If Thomas Wolfe’s character George Webber was right and “you can’t go home again,” then what happens when you do? In this previously unpublished novelette, protagonist Hallie White discovers the dangers of return visits to one’s hometown after many years. With trademark restraint, Armstrong nicely captures the pace of a small desert town, the characters that inhabit it, the simmering subtexts, and the memories that linger long after they reasonably should.

  MAN IN THE ROAD

  When it happened she was in a state of self-possession, alert and calm, proceeding at a sensible thirty-miles-per hour.

  She was sure of this, afterwards, because she remembered very well how she had just succeeded in pulling herself out of a momentary panic. Oh, come on, Hallie, she’d said to herself. This is your own territory. You were born here, for pity’s sake! You must be punchy. Too many miles today.

  But Pan was out there, in the moonless night, in the space, in the wind that scoured the dark and dipping valley and buffeted her little car. And Pan was powerfully in the mountains that stood up, visible where she dared not look, only because they cut away the pattern of the stars.

  As a child she had communed with this very space, had kept secret rendezvous with the folds of these mountains in all their changing aspects. But she was not a child now. She was a young woman who lived in a city, and to be alone, on a road where there has been no other car for twenty solid minutes, was unfamiliar, rather eerie . . . In the summer time, even this cut-off would have borne traffic by night, for in the summer the wise motorist drives the desert when the cruel sun is down. But now, in February, at two o’clock in the morning, the desert was cold. The wind owned it. It was . . . deserted.

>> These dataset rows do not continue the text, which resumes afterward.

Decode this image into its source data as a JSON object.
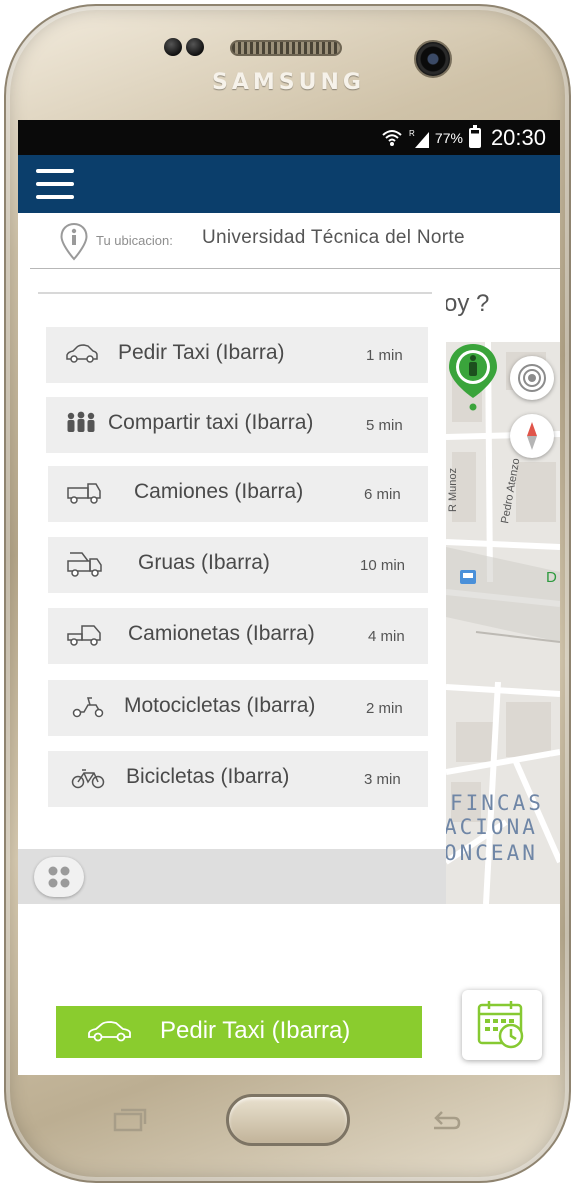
{
  "device": {
    "brand": "SAMSUNG"
  },
  "status_bar": {
    "battery": "77%",
    "time": "20:30"
  },
  "location": {
    "label": "Tu ubicacion:",
    "value": "Universidad Técnica del Norte"
  },
  "question_tail": "oy ?",
  "services": [
    {
      "label": "Pedir Taxi (Ibarra)",
      "time": "1 min",
      "icon": "car-icon"
    },
    {
      "label": "Compartir taxi (Ibarra)",
      "time": "5 min",
      "icon": "people-icon"
    },
    {
      "label": "Camiones (Ibarra)",
      "time": "6 min",
      "icon": "truck-icon"
    },
    {
      "label": "Gruas (Ibarra)",
      "time": "10 min",
      "icon": "tow-truck-icon"
    },
    {
      "label": "Camionetas (Ibarra)",
      "time": "4 min",
      "icon": "pickup-icon"
    },
    {
      "label": "Motocicletas (Ibarra)",
      "time": "2 min",
      "icon": "scooter-icon"
    },
    {
      "label": "Bicicletas (Ibarra)",
      "time": "3 min",
      "icon": "bicycle-icon"
    }
  ],
  "map": {
    "street_1": "R Munoz",
    "street_2": "Pedro Atenzo",
    "poi_letter": "D",
    "area_lines": [
      "FINCAS",
      "ACIONA",
      "ONCEAN"
    ]
  },
  "cta": {
    "label": "Pedir Taxi (Ibarra)"
  },
  "colors": {
    "appbar": "#0b3e6b",
    "cta": "#8acc2e",
    "pin": "#3aa43b"
  }
}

  Oh, nonsense, Hallie told herself. Hordes of people all around—abed and asleep, of course. You are doing fine. You didn’t stay over night in some motel, because you didn’t want to waste the evening being bored. Now you’ve only a few more miles to go. This is the cut-off. You are on the right road. The fact is, you are as good as home.

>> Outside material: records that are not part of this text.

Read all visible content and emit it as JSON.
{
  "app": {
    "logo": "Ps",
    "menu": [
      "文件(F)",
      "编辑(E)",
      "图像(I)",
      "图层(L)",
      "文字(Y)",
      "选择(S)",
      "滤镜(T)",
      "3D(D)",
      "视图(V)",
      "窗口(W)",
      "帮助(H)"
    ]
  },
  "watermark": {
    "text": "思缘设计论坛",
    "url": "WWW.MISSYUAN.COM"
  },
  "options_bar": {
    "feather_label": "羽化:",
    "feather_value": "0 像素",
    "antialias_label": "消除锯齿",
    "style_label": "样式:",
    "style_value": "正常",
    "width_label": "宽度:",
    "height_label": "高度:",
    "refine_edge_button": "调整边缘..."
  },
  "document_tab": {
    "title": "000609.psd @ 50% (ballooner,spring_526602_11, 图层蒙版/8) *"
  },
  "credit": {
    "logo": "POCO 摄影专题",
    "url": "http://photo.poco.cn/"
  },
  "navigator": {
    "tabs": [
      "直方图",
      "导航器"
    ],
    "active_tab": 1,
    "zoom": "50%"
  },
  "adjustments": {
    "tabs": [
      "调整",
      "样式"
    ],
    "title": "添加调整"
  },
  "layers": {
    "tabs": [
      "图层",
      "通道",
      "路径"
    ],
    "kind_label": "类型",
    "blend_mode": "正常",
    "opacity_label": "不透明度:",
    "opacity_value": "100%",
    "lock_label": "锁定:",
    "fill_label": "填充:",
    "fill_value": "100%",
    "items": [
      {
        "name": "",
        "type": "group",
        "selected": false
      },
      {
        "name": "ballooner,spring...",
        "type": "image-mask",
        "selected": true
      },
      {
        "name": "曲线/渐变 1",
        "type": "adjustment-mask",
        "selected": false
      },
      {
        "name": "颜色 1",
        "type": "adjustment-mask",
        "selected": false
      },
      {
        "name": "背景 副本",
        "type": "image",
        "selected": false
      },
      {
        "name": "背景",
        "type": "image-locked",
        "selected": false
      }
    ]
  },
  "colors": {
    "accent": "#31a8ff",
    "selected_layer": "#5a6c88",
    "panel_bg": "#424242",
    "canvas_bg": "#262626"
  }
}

  Staring at the white road, she felt reality turn over so that she and the little vehicle were still, and it was the road that moved swiftly underneath. It was when she fought the illusion by blinking and looking away that she saw the lights scattered on the slope. At once panic left her. She glanced at the speedometer. Thirty miles per hour—hold that. She was fine, and as good as there.

  She moved her shoulders to loosen the muscles that had been tense against the feel of the mountains out there, that stood up as they had ever stood, empty boundaries to emptiness. Her old familiars, they may have been, but she thought now that they were nobody’s friends. But the planet was inhabited. She could see the lights of man’s invention shining on streets that men had paved. Her hands were just right on the wheel. She was calm and alert—and in control.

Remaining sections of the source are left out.